This week, AMD has announced that it is teaming up with Valve to bring support for AMD's TrueAudio Next technology to Steam in an effort to improve audio in virtual reality content. By baking TrueAudio Next in with Steam Audio, virtual reality titles will get increased acoustic complexity and detail, with audio processing performance being sped up significantly.
TrueAudio Next (TAN) has two high-level features that maximise audio performance on PCs. For starters, there is Resource Reservation, allowing developers to reserve a portion of the GPU's compute power for audio processing. In total, developers can dedicate up to 25 percent of a graphics card's compute units for audio processing- load on the GPU can also be adjusted on a scene by scene basis. The second big feature is GPU Compute Convolution Algorithms, which enable developers to increase the ‘acoustic complexity and detail' in their games and VR applications using a technique called ‘convolution reverb'. This reverb effect can model a wide range of acoustic environments, which will help developers create more accurate and immersive sounds to pull you into the game.
There are a few other features in place too, all with the end goal of enabling better performance and improving immersion for virtual reality. Greater Auditory Complexity gives developers the option of increasing the number of audio sources. By using TrueAudio Next, AMD claims that there will also be fewer unwanted pops, clicks and audio glitches, as rendering a complex scene won't have an adverse effect on audio processing.

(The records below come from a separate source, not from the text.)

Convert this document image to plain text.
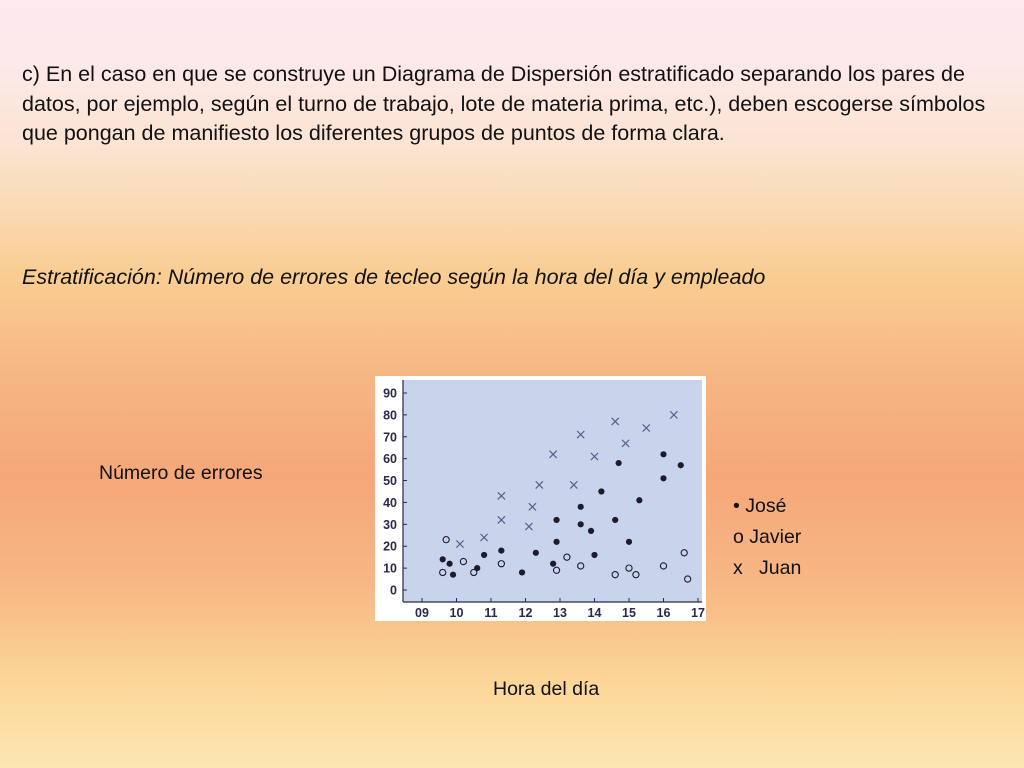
c) En el caso en que se construye un Diagrama de Dispersión estratificado separando los pares de datos, por ejemplo, según el turno de trabajo, lote de materia prima, etc.), deben escogerse símbolos que pongan de manifiesto los diferentes grupos de puntos de forma clara.
Estratificación: Número de errores de tecleo según la hora del día y empleado
Número de errores
Hora del día
• José
o Javier
x   Juan
0
10
20
30
40
50
60
70
80
90
09 10 11 12 13 14 15 16 17
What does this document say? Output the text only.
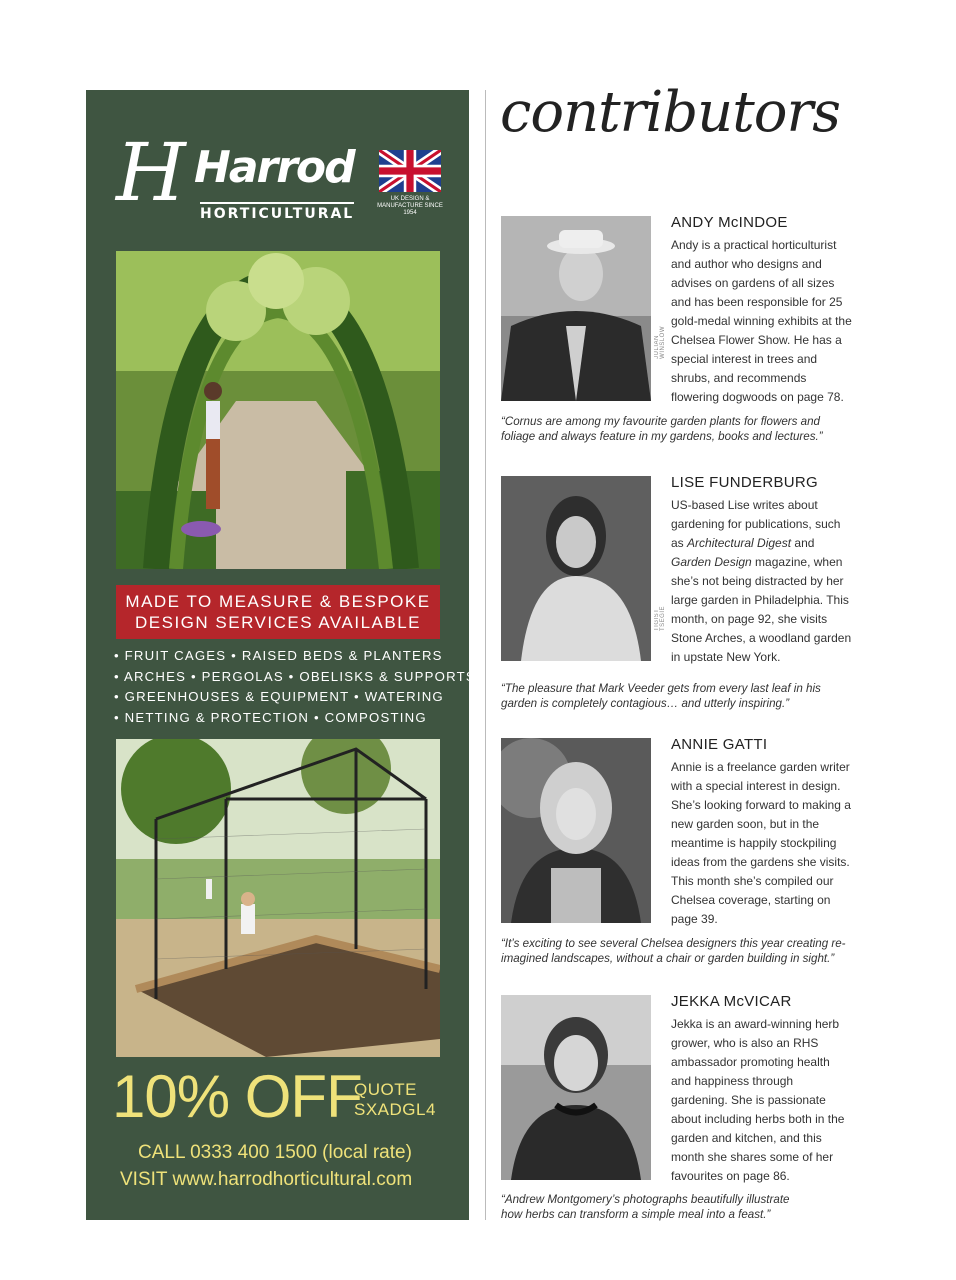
H Harrod
HORTICULTURAL
UK DESIGN & MANUFACTURE SINCE 1954
MADE TO MEASURE & BESPOKE
DESIGN SERVICES AVAILABLE
• FRUIT CAGES • RAISED BEDS & PLANTERS
• ARCHES • PERGOLAS • OBELISKS & SUPPORTS
• GREENHOUSES & EQUIPMENT • WATERING
• NETTING & PROTECTION • COMPOSTING
10% OFF
QUOTE
SXADGL4
CALL 0333 400 1500 (local rate)
VISIT www.harrodhorticultural.com
contributors
JULIAN WINSLOW
ANDY McINDOE
Andy is a practical horticulturist and author who designs and advises on gardens of all sizes and has been responsible for 25 gold-medal winning exhibits at the Chelsea Flower Show. He has a special interest in trees and shrubs, and recommends flowering dogwoods on page 78.
“Cornus are among my favourite garden plants for flowers and
foliage and always feature in my gardens, books and lectures.”
TIGIST TSEGIE
LISE FUNDERBURG
US-based Lise writes about gardening for publications, such as Architectural Digest and Garden Design magazine, when she’s not being distracted by her large garden in Philadelphia. This month, on page 92, she visits Stone Arches, a woodland garden in upstate New York.
“The pleasure that Mark Veeder gets from every last leaf in his
garden is completely contagious… and utterly inspiring.”
ANNIE GATTI
Annie is a freelance garden writer with a special interest in design. She’s looking forward to making a new garden soon, but in the meantime is happily stockpiling ideas from the gardens she visits. This month she’s compiled our Chelsea coverage, starting on page 39.
“It’s exciting to see several Chelsea designers this year creating re-
imagined landscapes, without a chair or garden building in sight.”
JEKKA McVICAR
Jekka is an award-winning herb grower, who is also an RHS ambassador promoting health and happiness through gardening. She is passionate about including herbs both in the garden and kitchen, and this month she shares some of her favourites on page 86.
“Andrew Montgomery’s photographs beautifully illustrate
how herbs can transform a simple meal into a feast.”
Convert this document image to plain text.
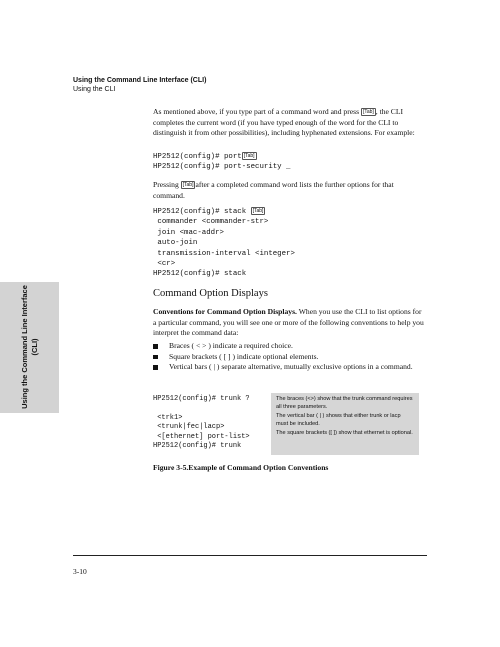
Using the Command Line Interface (CLI)
Using the CLI
Using the Command Line Interface (CLI)

As mentioned above, if you type part of a command word and press [Tab] , the CLI completes the current word (if you have typed enough of the word for the CLI to distinguish it from other possibilities), including hyphenated extensions. For example:

HP2512(config)# port [Tab]
HP2512(config)# port-security _

Pressing [Tab] after a completed command word lists the further options for that command.

HP2512(config)# stack [Tab]
commander <commander-str>
join <mac-addr>
auto-join
transmission-interval <integer>
<cr>
HP2512(config)# stack
Command Option Displays

Conventions for Command Option Displays. When you use the CLI to list options for a particular command, you will see one or more of the following conventions to help you interpret the command data:

Braces ( < > ) indicate a required choice.
Square brackets ( [ ] ) indicate optional elements.
Vertical bars ( | ) separate alternative, mutually exclusive options in a command.
HP2512(config)# trunk ?

<trk1>
<trunk|fec|lacp>
<[ethernet] port-list>
HP2512(config)# trunk

The braces (<>) show that the trunk command requires all three parameters.

The vertical bar ( | ) shows that either trunk or lacp must be included.

The square brackets ([ ]) show that ethernet is optional.

Figure 3-5.Example of Command Option Conventions
3-10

By moving audio processing from the CPU to the GPU, developers can reduce the fraction of time spent on the CPU by processing audio, freeing up those resources for other tasks, like AI and physics simulation. With audio no longer interfering with graphics or CPU processing, we should also see fewer stutters and frame drops, uplifting performance all around.
This feature will soon be baked in to Steam Audio, allowing a good number of developers to take advantage of it should they want to.
KitGuru Says: Whether or not this feature will prove popular among developers remains to be seen, but either way, it sounds like a decent step in the right direction. That said, you will need an AMD GPU to support this and as we saw in the latest Steam Hardware Survey, Nvidia still remains as the most popular choice.
About time, for some reason audio in gaming feel very stagnant
Its a nice idea, but there wouldn’t be any need to reserve GPU cores for that if AMD wouldn’t had removed the True Audio hardware on Polaris and Vega. That hardware exists on Fiji, Hawaii, Tonga and Bonaire.
So is this open to all GPU’s? Where does this leave Nvidia’s VRWorks Audio?